Good fences make good neighbours



  1. Mediation involves consensus. Barristers are fine in the adversarial bear pit but their skills are unsuited to the pursuit of commercial accord. This is a nice way of saying that most Counsel have difficulty seeing past their own egos.
  2. Barristers have to be paid (their clerks insist on it). If a mediation fails it may be hard to justify the fee, especially if they insist on a ‘brief’ fee and it is the mediation itself that turns out to be brief.
  3. If we have our counsel the other side will want theirs and theirs may be obstructive (or cleverer – difficult to know which is a worse outcome)
  4. Some barristers have a reputation for being domineering and overbearing, only able to be in a room if they are the centre of attention. This particular psychiatric disorder is peculiarly ill-suited to a mediation which is supposed to be (i) client-centred (ii) non-directional. Do they not know that ?
  5. Some mediations go on for hours. Well-adjusted people are unlikely to want to spend a whole day with a member of the English Bar. For all we know, pomposity could be contagious.
  6. Barristers always wait for someone to offer them the sandwiches and the biscuits. This means that you end up playing mother every time. This looks incongruous to the client bearing in mind your hourly charging rate.


  1. Instructing a barrister on a mediation will save time writing opening submissions: it is not so embarrassing to have to punt the job down to Counsel if he or she is attending the mediation.
  2. There is advocacy involved in mediation and not just at the beginning of the day: a good barrister should be able to persuade. Whether it is a Judge in the formal setting of a courtroom or an opposing lawyer in a mediation, it is still going to be necessary to put the client’s case forward in the most attractive way possible. Barristers usually have more experience of advocacy. That is what they are doing (or supposed to be doing) all those times that you can’t get hold of them.

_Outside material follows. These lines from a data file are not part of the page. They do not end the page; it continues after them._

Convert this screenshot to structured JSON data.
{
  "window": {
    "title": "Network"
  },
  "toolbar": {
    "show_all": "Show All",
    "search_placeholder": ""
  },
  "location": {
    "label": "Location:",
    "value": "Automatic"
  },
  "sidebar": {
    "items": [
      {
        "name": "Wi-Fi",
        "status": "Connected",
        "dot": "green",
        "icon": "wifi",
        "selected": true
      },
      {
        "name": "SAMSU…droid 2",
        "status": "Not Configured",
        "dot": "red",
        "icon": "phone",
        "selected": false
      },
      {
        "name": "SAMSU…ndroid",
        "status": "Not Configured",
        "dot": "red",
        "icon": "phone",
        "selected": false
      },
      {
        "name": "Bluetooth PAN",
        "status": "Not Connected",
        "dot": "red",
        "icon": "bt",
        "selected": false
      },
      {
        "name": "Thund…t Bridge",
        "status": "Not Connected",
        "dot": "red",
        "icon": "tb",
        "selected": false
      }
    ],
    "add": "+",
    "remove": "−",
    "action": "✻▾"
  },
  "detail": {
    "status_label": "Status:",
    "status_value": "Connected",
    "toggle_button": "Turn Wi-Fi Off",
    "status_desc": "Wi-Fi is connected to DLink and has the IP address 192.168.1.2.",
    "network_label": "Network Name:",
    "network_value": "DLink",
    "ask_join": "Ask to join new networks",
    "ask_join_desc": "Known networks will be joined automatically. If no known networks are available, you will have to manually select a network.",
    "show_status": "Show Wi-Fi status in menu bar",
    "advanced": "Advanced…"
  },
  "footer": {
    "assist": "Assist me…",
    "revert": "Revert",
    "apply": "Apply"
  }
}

  3. The barrister’s experience will also help in making snap decisions, as the mediation develops, about whether the prospects of success in court have altered. Information often emerges in the course of a mediation that has the potential to harm or to enhance a party’s prospects of success at the trial that would have to take place if the mediation fails. In other words, with a barrister at the mediation you have someone else to blame if a good offer at the mediation is refused and the litigation subsequently lost.
  4. A good barrister should regard detail as his (or her) friend (many have few other friends). Forensic skills – spotting the tiny point of detail that pulls down the structure of the opposing argument – are as required in mediation as they are in litigation. Those barristers who have a knack of doing that in court carry the same value in a mediation if they can do the same. Try finding one though.

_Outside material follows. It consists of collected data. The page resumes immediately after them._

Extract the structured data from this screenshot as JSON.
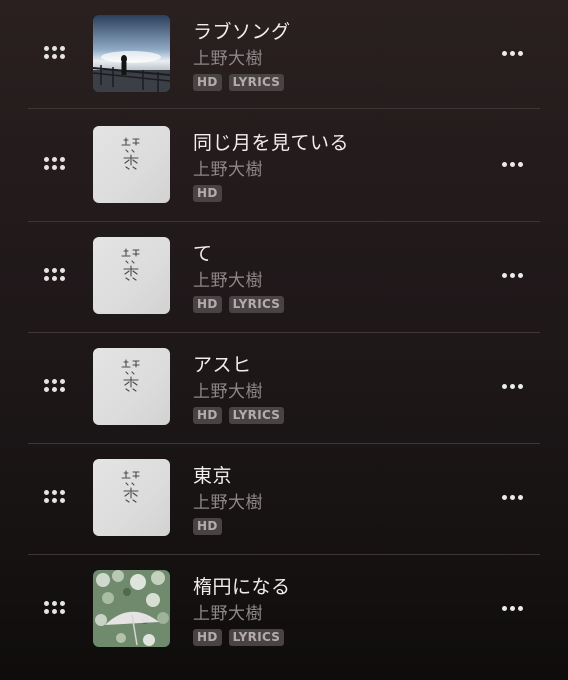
{
  "tracks": [
    {
      "title": "ラブソング",
      "artist": "上野大樹",
      "badges": [
        "HD",
        "LYRICS"
      ],
      "art": "pier-sunset"
    },
    {
      "title": "同じ月を見ている",
      "artist": "上野大樹",
      "badges": [
        "HD"
      ],
      "art": "white-calligraphy"
    },
    {
      "title": "て",
      "artist": "上野大樹",
      "badges": [
        "HD",
        "LYRICS"
      ],
      "art": "white-calligraphy"
    },
    {
      "title": "アスヒ",
      "artist": "上野大樹",
      "badges": [
        "HD",
        "LYRICS"
      ],
      "art": "white-calligraphy"
    },
    {
      "title": "東京",
      "artist": "上野大樹",
      "badges": [
        "HD"
      ],
      "art": "white-calligraphy"
    },
    {
      "title": "楕円になる",
      "artist": "上野大樹",
      "badges": [
        "HD",
        "LYRICS"
      ],
      "art": "umbrella-flowers"
    }
  ],
  "icons": {
    "drag_handle": "drag-handle-icon",
    "more": "more-options-icon"
  },
  "colors": {
    "background_top": "#2a2020",
    "background_bottom": "#0f0c0c",
    "title_text": "#f2eeee",
    "artist_text": "#8e8788",
    "badge_bg": "#4a4344",
    "badge_text": "#b3acad",
    "divider": "#3d3536"
  }
}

  5. Having two lawyers on your team can be very useful if the mediation goes on for hours and hours and you have mastered the skill of sleeping with your eyes open (compulsory subject at College of Law).
  6. Some barristers will bring their pets to a mediation if you ask them nicely and they may turn out to be cute (the pet not the barrister). This may not be a very strong reason for having them there but just look at the others.
  7. If the mediator suggests a lawyers-only meeting to hammer out the legal issues it is good to have your barrister there if he or she is better than you at advancing spurious contentions wholly unknown to the English Law, without smirking.
  8. If the mediation is successful the barrister can draft the settlement agreement. Many barristers will not mind you slipping away and giving you a call on your mobile when they have finished the drafting and it is ready for your approval. This is good as you may well be tired by then (though you will need to make sure that the noise of the other customers in the pub does not drown out the sound of your ringtone).


Use them selectively. Have them along for the first couple of hours then chuck them out on the basis that they are available on the end of a phone/fax/e-mail. Make them charge for this on an hourly rate (it should not cost very much). They keep harping on about wanting to be part of the team so let them be. Every good team needs a gritty fighter ready at a moment’s notice to leap off the substitutes’ bench. Oh is that not what you meant when you said you wanted to be part of the team? Sorry, son, that’s showbiz.